À ce mot, les plus anciens rentrèrent la tête dans les épaules. Certains tremblant, d’autres ayant le regard vague tourné vers quelques souvenirs inconnus des plus jeunes. Le patriarche n’en menait pas large et sursautait au moindre bruit. Leur réaction était des plus étranges, aussi m’étais-je décidé à rompre le silence inconfortable qui s’installait:

— Un ours peut-être ?

— Ce n’est pas un ours, répondit la matriarche.

— Et pourquoi pas ? C’est un peu tôt dans la saison, mais la faim en aura peut-être sorti un d’hibernation prématurément ?

— Ce n’est pas un ours, répéta-t-elle sur le même ton glacial.

Je savais que dans la réalité, les attaques de ce géant étaient bien moins nombreuses qu’on ne le laissait croire. À moins de mettre en danger sa progéniture – ce qui pouvait difficilement être le cas en cette saison – ou d’aller volontairement l’ennuyer dans son antre, cet animal avait peu d’intérêt à nous attaquer. Je cherchais cependant une raison à l’ignoble sort du boiteux, aussi persévérai-je avec une autre théorie.
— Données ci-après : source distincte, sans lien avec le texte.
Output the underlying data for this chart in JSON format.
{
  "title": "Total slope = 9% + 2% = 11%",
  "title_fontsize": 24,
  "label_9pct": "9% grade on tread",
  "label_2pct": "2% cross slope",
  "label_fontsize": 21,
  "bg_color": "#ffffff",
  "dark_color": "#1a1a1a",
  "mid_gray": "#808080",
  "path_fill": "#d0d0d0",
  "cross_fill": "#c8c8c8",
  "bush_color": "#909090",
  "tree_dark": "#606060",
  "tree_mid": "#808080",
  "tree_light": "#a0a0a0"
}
— Les loups des plaines, peut-être ?

Quelques têtes se redressèrent à cette mention. Les loups des plaines ont toujours eu une place importante dans le folklore des montagnards. On les dépeint assoiffés de sang, monstres hideux capables de doubler de taille, attaquants les plus jeunes qui s’égarent ou qui ne sont pas sages… Des légendes bien sûr, à n’en pas douter pour éduquer les plus téméraires à ne pas trop s’éloigner et à respecter les règles. Un outil d’éducation efficace pour protéger les jeunes des dangers de la montagne.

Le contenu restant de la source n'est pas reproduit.